Duración: 106 minutos.

“Blancanieves” el famoso cuento de los hermanos JAcob y Wilhelm Grimm es protagonista en este 2012 porque se estrenan tres versionaes: dos estadounidenses y una española, esta en blanco y negro y muda. La primera en llegar ha sido esta en la que la hija de Phil Collins, Lily, se mete en la piel de la protagonista del cuento.

El reino donde transcurren los hechos no es lo que era desde que el Rey (Sean Bean) desapareció. La gente bailaba y cantaba y no tenía que pagar tanto impuesto ni pasaba tanto hambre. La heredera del trono debería ser Blancanieves pero su madrastra la Reina (Julia Roberts) no está por la labor de dejar que le birlen el puesto.
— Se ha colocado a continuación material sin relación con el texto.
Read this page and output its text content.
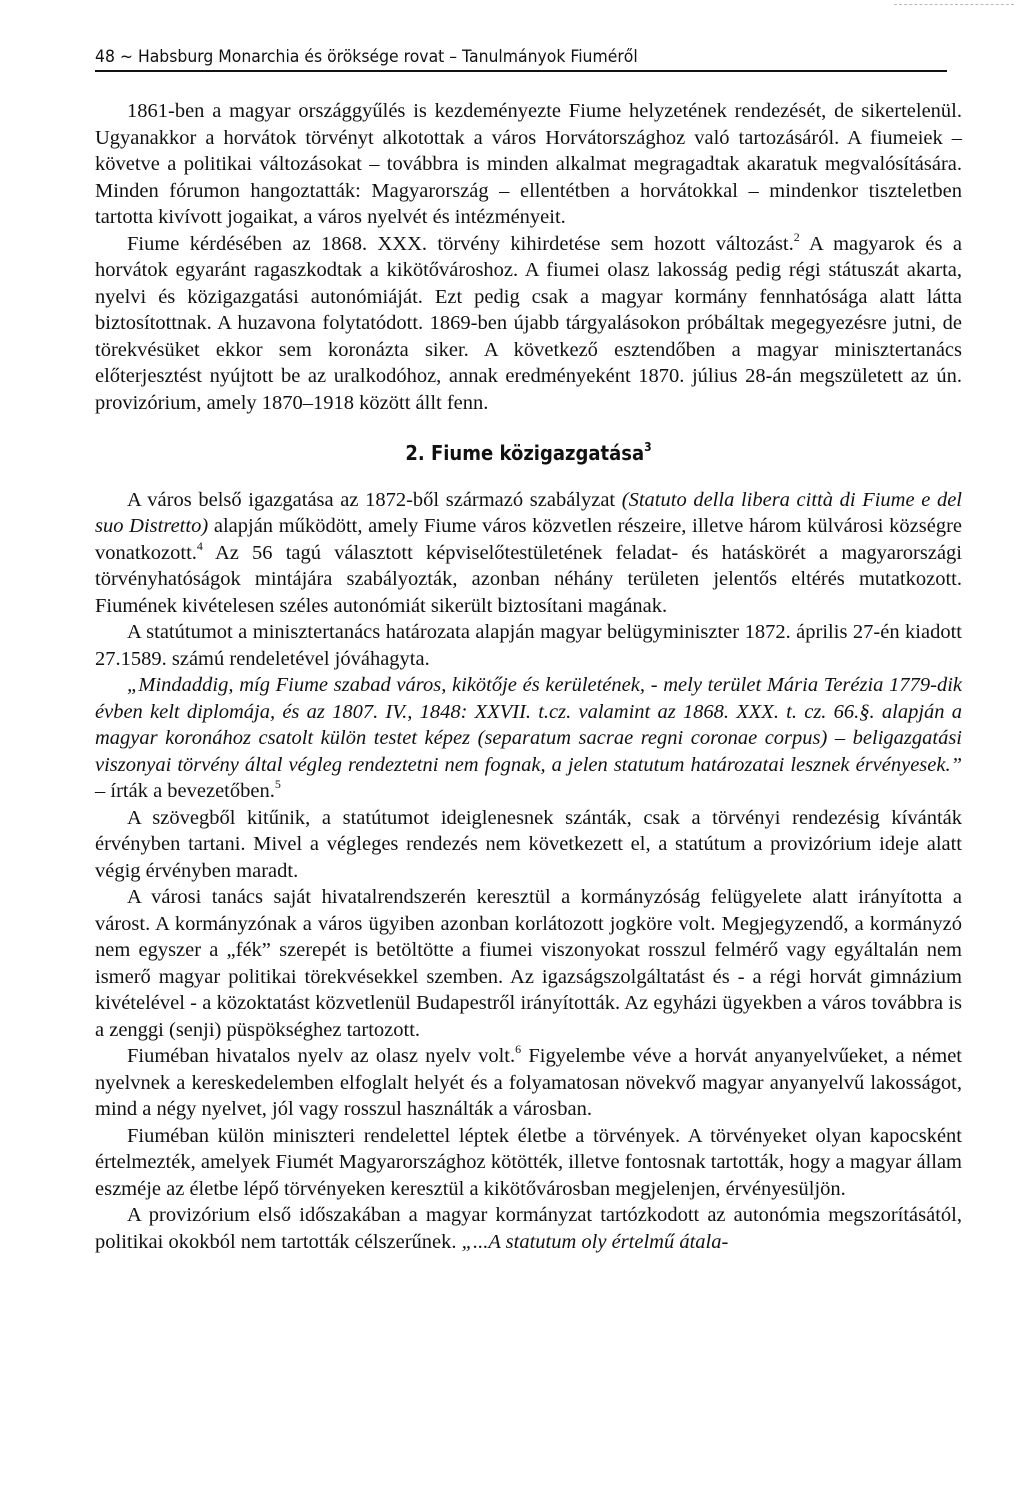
48 ~ Habsburg Monarchia és öröksége rovat – Tanulmányok Fiuméről

1861-ben a magyar országgyűlés is kezdeményezte Fiume helyzetének rendezését, de sikertelenül. Ugyanakkor a horvátok törvényt alkotottak a város Horvátországhoz való tartozásáról. A fiumeiek – követve a politikai változásokat – továbbra is minden alkalmat megragadtak akaratuk megvalósítására. Minden fórumon hangoztatták: Magyarország – ellentétben a horvátokkal – mindenkor tiszteletben tartotta kivívott jogaikat, a város nyelvét és intézményeit.

Fiume kérdésében az 1868. XXX. törvény kihirdetése sem hozott változást.$^2$ A magyarok és a horvátok egyaránt ragaszkodtak a kikötővároshoz. A fiumei olasz lakosság pedig régi státuszát akarta, nyelvi és közigazgatási autonómiáját. Ezt pedig csak a magyar kormány fennhatósága alatt látta biztosítottnak. A huzavona folytatódott. 1869-ben újabb tárgyalásokon próbáltak megegyezésre jutni, de törekvésüket ekkor sem koronázta siker. A következő esztendőben a magyar minisztertanács előterjesztést nyújtott be az uralkodóhoz, annak eredményeként 1870. július 28-án megszületett az ún. provizórium, amely 1870–1918 között állt fenn.

2. Fiume közigazgatása$^3$

A város belső igazgatása az 1872-ből származó szabályzat (Statuto della libera città di Fiume e del suo Distretto) alapján működött, amely Fiume város közvetlen részeire, illetve három külvárosi községre vonatkozott.$^4$ Az 56 tagú választott képviselőtestületének feladat- és hatáskörét a magyarországi törvényhatóságok mintájára szabályozták, azonban néhány területen jelentős eltérés mutatkozott. Fiumének kivételesen széles autonómiát sikerült biztosítani magának.

A statútumot a minisztertanács határozata alapján magyar belügyminiszter 1872. április 27-én kiadott 27.1589. számú rendeletével jóváhagyta.

„Mindaddig, míg Fiume szabad város, kikötője és kerületének, - mely terület Mária Terézia 1779-dik évben kelt diplomája, és az 1807. IV., 1848: XXVII. t.cz. valamint az 1868. XXX. t. cz. 66.§. alapján a magyar koronához csatolt külön testet képez (separatum sacrae regni coronae corpus) – beligazgatási viszonyai törvény által végleg rendeztetni nem fognak, a jelen statutum határozatai lesznek érvényesek.” – írták a bevezetőben.$^5$

A szövegből kitűnik, a statútumot ideiglenesnek szánták, csak a törvényi rendezésig kívánták érvényben tartani. Mivel a végleges rendezés nem következett el, a statútum a provizórium ideje alatt végig érvényben maradt.

A városi tanács saját hivatalrendszerén keresztül a kormányzóság felügyelete alatt irányította a várost. A kormányzónak a város ügyiben azonban korlátozott jogköre volt. Megjegyzendő, a kormányzó nem egyszer a „fék” szerepét is betöltötte a fiumei viszonyokat rosszul felmérő vagy egyáltalán nem ismerő magyar politikai törekvésekkel szemben. Az igazságszolgáltatást és - a régi horvát gimnázium kivételével - a közoktatást közvetlenül Budapestről irányították. Az egyházi ügyekben a város továbbra is a zenggi (senji) püspökséghez tartozott.

Fiuméban hivatalos nyelv az olasz nyelv volt.$^6$ Figyelembe véve a horvát anyanyelvűeket, a német nyelvnek a kereskedelemben elfoglalt helyét és a folyamatosan növekvő magyar anyanyelvű lakosságot, mind a négy nyelvet, jól vagy rosszul használták a városban.

Fiuméban külön miniszteri rendelettel léptek életbe a törvények. A törvényeket olyan kapocsként értelmezték, amelyek Fiumét Magyarországhoz kötötték, illetve fontosnak tartották, hogy a magyar állam eszméje az életbe lépő törvényeken keresztül a kikötővárosban megjelenjen, érvényesüljön.

A provizórium első időszakában a magyar kormányzat tartózkodott az autonómia megszorításától, politikai okokból nem tartották célszerűnek. „...A statutum oly értelmű átala-
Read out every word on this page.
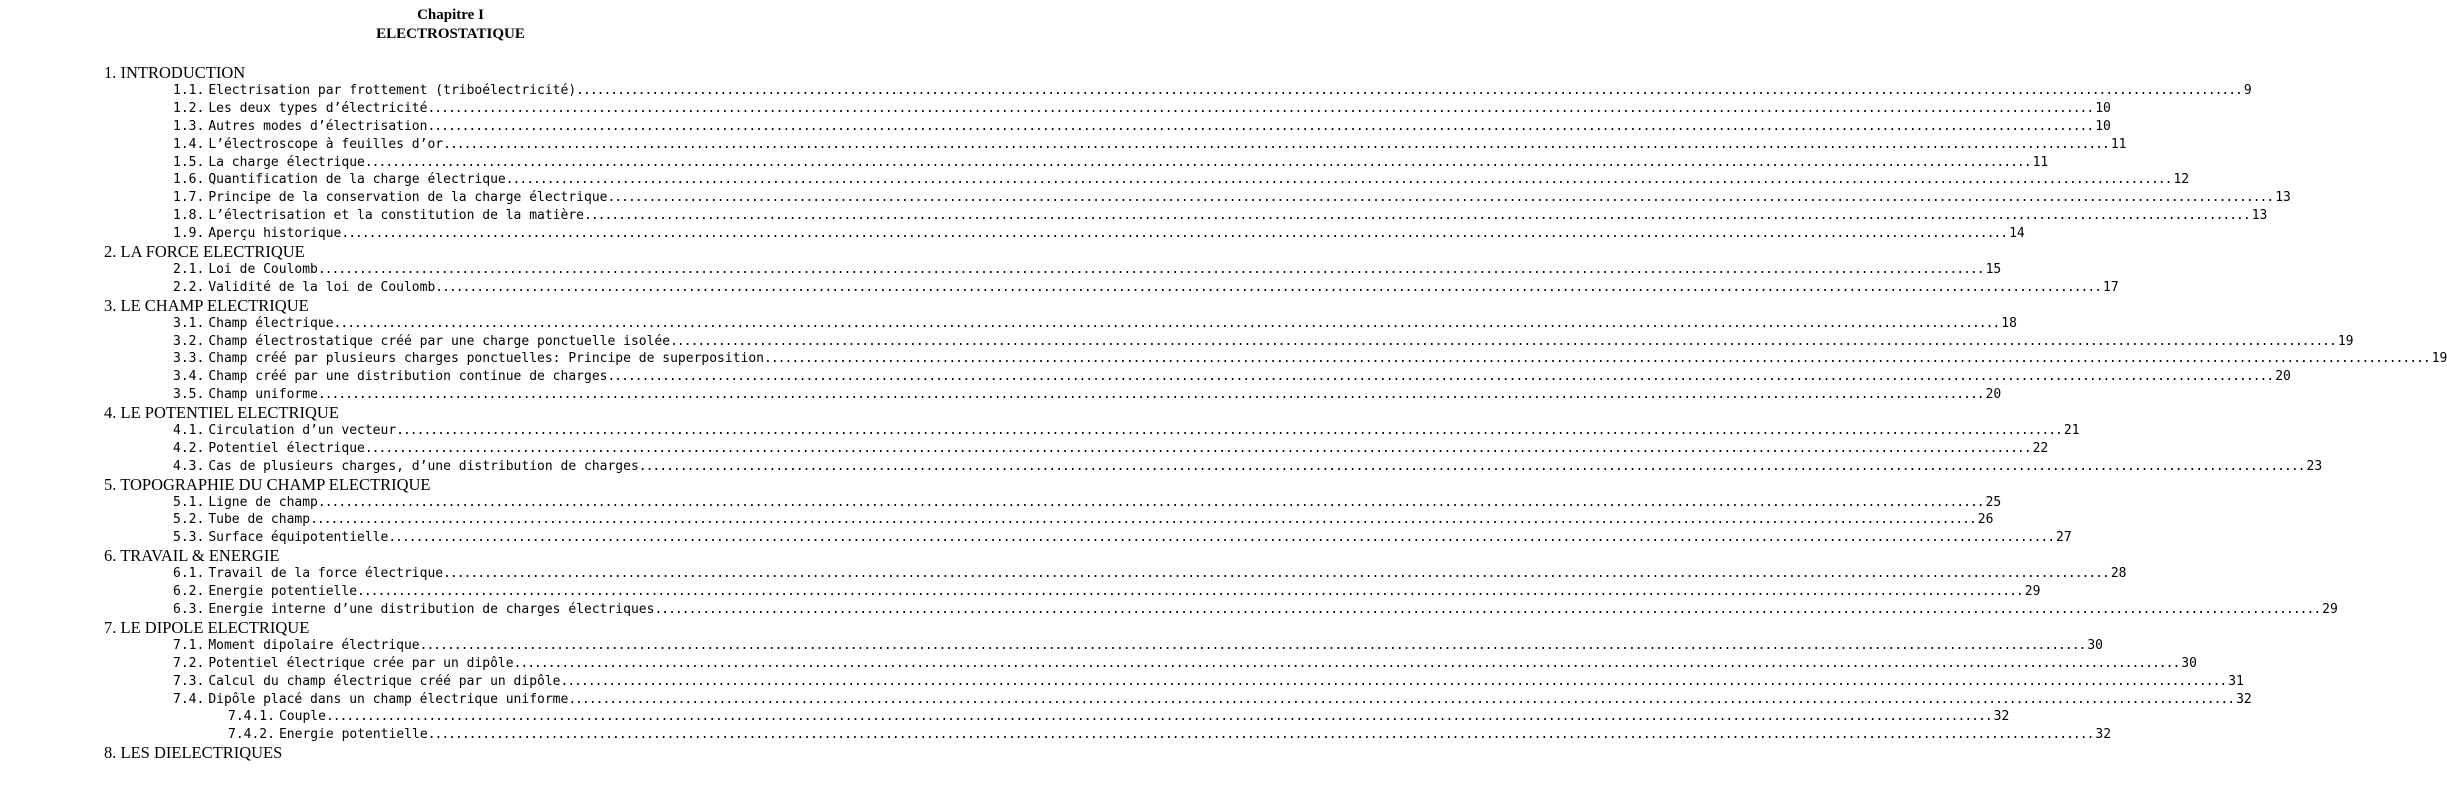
Chapitre I
ELECTROSTATIQUE
1. INTRODUCTION
1.1. Electrisation par frottement (triboélectricité) .....	9
1.2. Les deux types d’électricité .....	10
1.3. Autres modes d’électrisation .....	10
1.4. L’électroscope à feuilles d’or .....	11
1.5. La charge électrique .....	11
1.6. Quantification de la charge électrique .....	12
1.7. Principe de la conservation de la charge électrique .....	13
1.8. L’électrisation et la constitution de la matière .....	13
1.9. Aperçu historique .....	14
2. LA FORCE ELECTRIQUE
2.1. Loi de Coulomb .....	15
2.2. Validité de la loi de Coulomb .....	17
3. LE CHAMP ELECTRIQUE
3.1. Champ électrique .....	18
3.2. Champ électrostatique créé par une charge ponctuelle isolée .....	19
3.3. Champ créé par plusieurs charges ponctuelles: Principe de superposition .....	19
3.4. Champ créé par une distribution continue de charges .....	20
3.5. Champ uniforme .....	20
4. LE POTENTIEL ELECTRIQUE
4.1. Circulation d’un vecteur .....	21
4.2. Potentiel électrique .....	22
4.3. Cas de plusieurs charges, d’une distribution de charges .....	23
5. TOPOGRAPHIE DU CHAMP ELECTRIQUE
5.1. Ligne de champ .....	25
5.2. Tube de champ .....	26
5.3. Surface équipotentielle .....	27
6. TRAVAIL & ENERGIE
6.1. Travail de la force électrique .....	28
6.2. Energie potentielle .....	29
6.3. Energie interne d’une distribution de charges électriques .....	29
7. LE DIPOLE ELECTRIQUE
7.1. Moment dipolaire électrique .....	30
7.2. Potentiel électrique crée par un dipôle .....	30
7.3. Calcul du champ électrique créé par un dipôle .....	31
7.4. Dipôle placé dans un champ électrique uniforme .....	32
7.4.1. Couple .....	32
7.4.2. Energie potentielle .....	32
8. LES DIELECTRIQUES
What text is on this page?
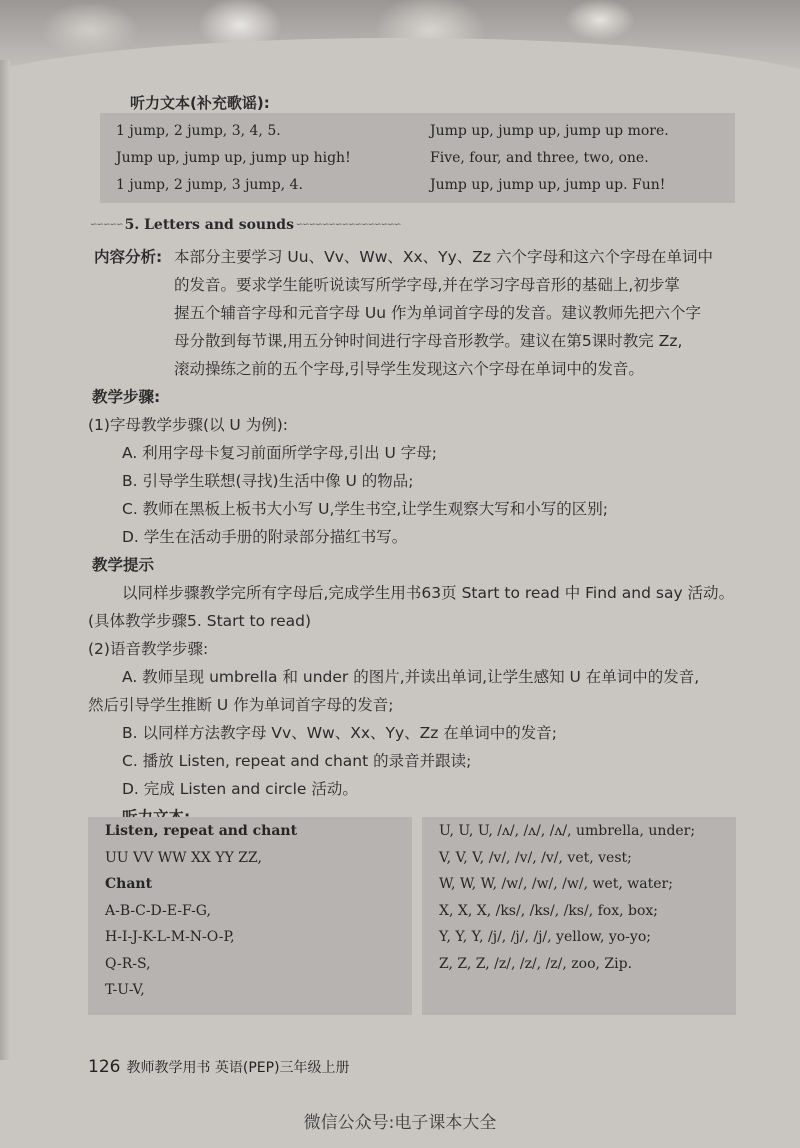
听力文本(补充歌谣):
1 jump, 2 jump, 3, 4, 5.
Jump up, jump up, jump up high!
1 jump, 2 jump, 3 jump, 4.
Jump up, jump up, jump up more.
Five, four, and three, two, one.
Jump up, jump up, jump up. Fun!
∽∽∽∽∽ 5. Letters and sounds ∽∽∽∽∽∽∽∽∽∽∽∽∽∽∽∽
内容分析: 本部分主要学习 Uu、Vv、Ww、Xx、Yy、Zz 六个字母和这六个字母在单词中
的发音。要求学生能听说读写所学字母,并在学习字母音形的基础上,初步掌
握五个辅音字母和元音字母 Uu 作为单词首字母的发音。建议教师先把六个字
母分散到每节课,用五分钟时间进行字母音形教学。建议在第5课时教完 Zz,
滚动操练之前的五个字母,引导学生发现这六个字母在单词中的发音。
教学步骤:
(1)字母教学步骤(以 U 为例):
A. 利用字母卡复习前面所学字母,引出 U 字母;
B. 引导学生联想(寻找)生活中像 U 的物品;
C. 教师在黑板上板书大小写 U,学生书空,让学生观察大写和小写的区别;
D. 学生在活动手册的附录部分描红书写。
教学提示
以同样步骤教学完所有字母后,完成学生用书63页 Start to read 中 Find and say 活动。
(具体教学步骤5. Start to read)
(2)语音教学步骤:
A. 教师呈现 umbrella 和 under 的图片,并读出单词,让学生感知 U 在单词中的发音,
然后引导学生推断 U 作为单词首字母的发音;
B. 以同样方法教字母 Vv、Ww、Xx、Yy、Zz 在单词中的发音;
C. 播放 Listen, repeat and chant 的录音并跟读;
D. 完成 Listen and circle 活动。
Listen, repeat and chant
UU VV WW XX YY ZZ,
Chant
A-B-C-D-E-F-G,
H-I-J-K-L-M-N-O-P,
Q-R-S,
T-U-V,
U, U, U, /ʌ/, /ʌ/, /ʌ/, umbrella, under;
V, V, V, /v/, /v/, /v/, vet, vest;
W, W, W, /w/, /w/, /w/, wet, water;
X, X, X, /ks/, /ks/, /ks/, fox, box;
Y, Y, Y, /j/, /j/, /j/, yellow, yo-yo;
Z, Z, Z, /z/, /z/, /z/, zoo, Zip.
126 教师教学用书 英语(PEP)三年级上册
微信公众号:电子课本大全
Así que cuando el apuesto príncipe Alcott (Armie Hammer) del reino de Valencia, donde hay seda pero no naranjas, aparece aunque él se fije en Blancanieves y la chica haga lo propio, será la Reina quien, incluso con magia, intente conquistarlo.

El propósito de la Reina es deshacerse de Blancanieves sobre todo después de que la chica vaya al pueblo y vea la situación en la que está por culpa de su madrastra. La Reina manda a su mano derecha, Brighton (Nathan Lane) a deshacerse de ella en el bosque donde hay una bestia que presumiblemente acabará con ella pero lo que encuentra Blancanieves es a siete enanitos que no dedican su tiempo a trabajar en la mina sino a robar.

Y mientras la Reina con los consejos de su espejito mágico sigue su fase de conquista, Blancanieves se hará ladrona e intentará que las cosas vuelvan a lo que eran.

Este cuento hay que tomarlo como lo que es y dejarse llevar por la historia mientras se ve. Está bien el giro que le han dado a la historia y en no poner a la protagonista como una damisela en apuros que se dedique a cocinar, limpiar y planchar para los enanitos que la acojen. Mucho se habla de Julia Roberts en este filme pero particularmente me ha decepcionado, no me parece demasiado creíble en su papel aunque tenga alguna escena buena. Los mejores del filme son, sin duda, los enanitos.

No está mal para pasar un rato agradable aunque al metraje le sobran cuatro minutos al final. Quien la vea sabrrá a qué me refiero exactamente.